Nice, I wasn't aware of that. But it doesn't change the argument much: the XML document still only contains text data, and it's the schema validation phase that's responsible for converting the data into the correct format. Validating an XML document is an optional step, and I'm not aware of many tools that use XML as their config that perform full schema validation.
To add, the XML specification on decimal data types [0] explicitly says: Precision is not reflected in this value space; the number 2.0 is not distinct from the number 2.00 -- so a decimal data type in an XML document would have the exact same problem as the YAML example in TFA; the only difference is that with XML, the authors of the tool would have to actively shoot themselves in the foot by annotating that element as a decimal type rather than text.
The problem isn't that XML's decimal type doesn't distinguish between 1.2 and 1.20 - it's that versions aren't decimals in the first place.
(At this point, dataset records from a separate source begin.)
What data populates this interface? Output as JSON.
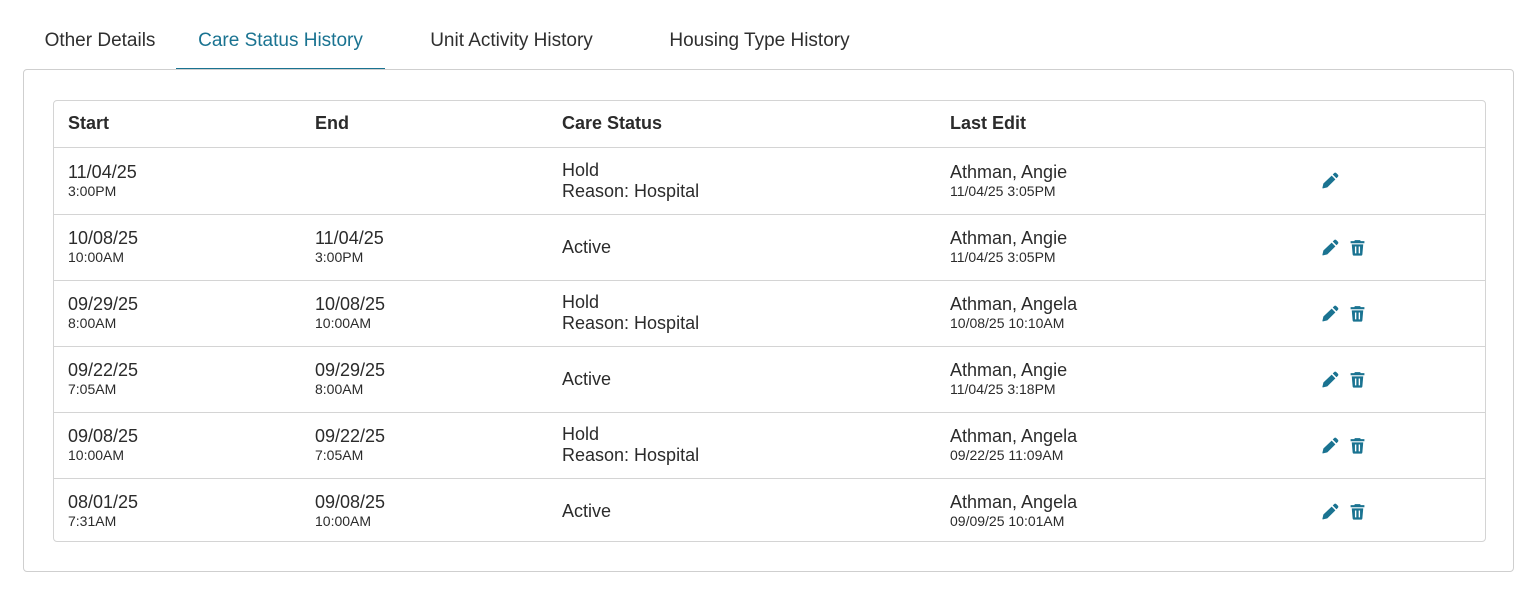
{
  "tabs": [
    {
      "label": "Other Details",
      "active": false
    },
    {
      "label": "Care Status History",
      "active": true
    },
    {
      "label": "Unit Activity History",
      "active": false
    },
    {
      "label": "Housing Type History",
      "active": false
    }
  ],
  "table": {
    "headers": {
      "start": "Start",
      "end": "End",
      "care_status": "Care Status",
      "last_edit": "Last Edit"
    },
    "rows": [
      {
        "start_date": "11/04/25",
        "start_time": "3:00PM",
        "end_date": "",
        "end_time": "",
        "status": "Hold",
        "reason": "Reason: Hospital",
        "editor": "Athman, Angie",
        "edit_time": "11/04/25 3:05PM",
        "can_delete": false
      },
      {
        "start_date": "10/08/25",
        "start_time": "10:00AM",
        "end_date": "11/04/25",
        "end_time": "3:00PM",
        "status": "Active",
        "reason": "",
        "editor": "Athman, Angie",
        "edit_time": "11/04/25 3:05PM",
        "can_delete": true
      },
      {
        "start_date": "09/29/25",
        "start_time": "8:00AM",
        "end_date": "10/08/25",
        "end_time": "10:00AM",
        "status": "Hold",
        "reason": "Reason: Hospital",
        "editor": "Athman, Angela",
        "edit_time": "10/08/25 10:10AM",
        "can_delete": true
      },
      {
        "start_date": "09/22/25",
        "start_time": "7:05AM",
        "end_date": "09/29/25",
        "end_time": "8:00AM",
        "status": "Active",
        "reason": "",
        "editor": "Athman, Angie",
        "edit_time": "11/04/25 3:18PM",
        "can_delete": true
      },
      {
        "start_date": "09/08/25",
        "start_time": "10:00AM",
        "end_date": "09/22/25",
        "end_time": "7:05AM",
        "status": "Hold",
        "reason": "Reason: Hospital",
        "editor": "Athman, Angela",
        "edit_time": "09/22/25 11:09AM",
        "can_delete": true
      },
      {
        "start_date": "08/01/25",
        "start_time": "7:31AM",
        "end_date": "09/08/25",
        "end_time": "10:00AM",
        "status": "Active",
        "reason": "",
        "editor": "Athman, Angela",
        "edit_time": "09/09/25 10:01AM",
        "can_delete": true
      }
    ]
  },
  "icons": {
    "edit": "pencil-icon",
    "delete": "trash-icon"
  },
  "colors": {
    "accent": "#1a7391",
    "border": "#d4d4d4",
    "text": "#2b2b2b"
  }
}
The fact that versions often contain numbers separated by decimal points or that often times, versions only have two components or that minor versions may rarely exceed 9 for a particular product are merely coincidences.
My full sentence is more like saying Java is untyped if it were possible to run Java source files from the AST while skipping the type validation step, which seems pretty much a truism to me.
To add, the XML specification on decimal data types [0] explicitly says: Precision is not reflected in this value space; the number 2.0 is not distinct from the number 2.00 -- so a decimal data type in an XML document would have the exact same problem as the YAML example in TFA; the only difference is that with XML, the authors of the tool would have to actively shoot themselves in the foot by annotating that element as a decimal type rather than text.